Хозяйский дом состоял из двух длинных бревенчатых строений, которые соединялись под одной крышей буквой «Г». Похоже, сначала был только один сруб, а второй к нему пристроили позже, когда дом понадобилось расширить.
Я поднялась на крыльцо и несколько раз постучала в дверь, но мне никто не ответил. Тогда я медленно обошла вокруг дома. Сзади я увидела открытую дверь, подпертую поленом. Она вела в безупречно чистую кухню, которая одновременно служила и столовой. Это, видимо, была главная комната в доме.
Из дома доносился чудесный, манящий запах свежевыпеченного хлеба, и первое, что я увидела, – была дюжина еще горячих буханок, лежавших на большом деревянном столе. У другого конца стола тучная светловолосая женщина добрых шести футов роста месила квашню. Заметив, что я вошла, она на мгновение подняла на меня взгляд и снова склонилась над тестом. Я растерянно стояла, держа в руках свою дорожную кожаную сумку, не зная, что мне теперь нужно говорить или делать, но тут она, не прерывая своей работы, спросила:
– И кто ты такая будешь?
– Я – Дара Тулли из Болдуин Вэлли с острова Мэн, – ответила я.
Эта новость была встречена молчанием. Она продолжала месить тесто.
– А вы, вероятно, миссис Квирк, двоюродная сестра моего отца?
Она быстро залила тестом шесть форм для выпечки, сунула их в печь и только после этого вновь обратила на меня внимание.
– Так ты, значит, будешь дочка Сэма Тулли? Ну и как у него дела? – спросила она.

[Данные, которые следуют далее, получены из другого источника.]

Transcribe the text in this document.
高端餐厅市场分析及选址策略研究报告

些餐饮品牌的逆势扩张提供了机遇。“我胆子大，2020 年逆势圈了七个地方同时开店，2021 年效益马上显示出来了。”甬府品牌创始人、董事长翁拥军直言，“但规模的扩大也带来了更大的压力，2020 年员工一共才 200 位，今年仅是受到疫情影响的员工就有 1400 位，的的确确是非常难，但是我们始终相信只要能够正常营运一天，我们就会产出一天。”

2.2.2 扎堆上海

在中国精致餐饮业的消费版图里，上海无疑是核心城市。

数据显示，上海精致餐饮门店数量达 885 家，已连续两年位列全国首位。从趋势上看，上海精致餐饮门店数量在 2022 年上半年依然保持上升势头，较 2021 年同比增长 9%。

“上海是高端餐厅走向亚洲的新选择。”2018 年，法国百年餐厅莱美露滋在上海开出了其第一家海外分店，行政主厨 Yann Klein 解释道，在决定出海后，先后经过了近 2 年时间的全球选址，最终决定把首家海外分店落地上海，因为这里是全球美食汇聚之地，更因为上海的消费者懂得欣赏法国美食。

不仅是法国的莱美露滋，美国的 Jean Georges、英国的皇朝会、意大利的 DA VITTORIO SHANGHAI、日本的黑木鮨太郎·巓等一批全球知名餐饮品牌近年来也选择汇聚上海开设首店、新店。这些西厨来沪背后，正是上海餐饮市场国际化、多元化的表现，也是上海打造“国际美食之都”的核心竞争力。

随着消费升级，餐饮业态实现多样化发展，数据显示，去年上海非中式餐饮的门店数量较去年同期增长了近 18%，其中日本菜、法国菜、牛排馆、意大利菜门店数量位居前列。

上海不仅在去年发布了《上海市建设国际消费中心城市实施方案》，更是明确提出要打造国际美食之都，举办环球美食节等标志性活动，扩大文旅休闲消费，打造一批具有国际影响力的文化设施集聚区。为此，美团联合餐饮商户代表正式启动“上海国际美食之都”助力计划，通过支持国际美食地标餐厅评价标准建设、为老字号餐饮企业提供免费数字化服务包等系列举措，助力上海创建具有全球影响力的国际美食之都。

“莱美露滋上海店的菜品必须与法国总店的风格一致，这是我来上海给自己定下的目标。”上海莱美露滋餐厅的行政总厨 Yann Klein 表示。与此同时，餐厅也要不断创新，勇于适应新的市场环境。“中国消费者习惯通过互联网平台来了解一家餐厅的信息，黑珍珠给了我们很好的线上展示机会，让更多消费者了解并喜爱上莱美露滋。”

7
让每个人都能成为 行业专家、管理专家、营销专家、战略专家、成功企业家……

– Мой отец умер, – ответила я.
Немного поразмыслив над этим сообщением, она пожала плечами.
– Я всегда думала, что долго ему не протянуть. Слишком уж он любил залить за воротник. А ты что делаешь тут, в Америке?
Такой холодный прием несколько сбил меня с толку, и я немного нервничала. Я попыталась было улыбнуться, надеясь, что это ее смягчит, но на ее лице осталось то же безразличное, каменное выражение.
– Ну… – протянула я нерешительно, – я думала, может быть, у вас найдется для меня какая-нибудь работа по дому или на ферме.
Она принялась раскатывать тесто.
– Судя по твоему виду, для работы на ферме ты слабовата. Да и в любом случае мой муж с сыном вполне справляются со всеми делами. Мне в доме тоже помощь не нужна. Нам это не по карману. Тебе бы поискать работу в Кливленде – может, там чего и найдешь. А так, я прямо не знаю, что тут с тобой делать.
– Я могла бы доить коров. У мистера Брюса я работала дояркой, – с надеждой сказала я.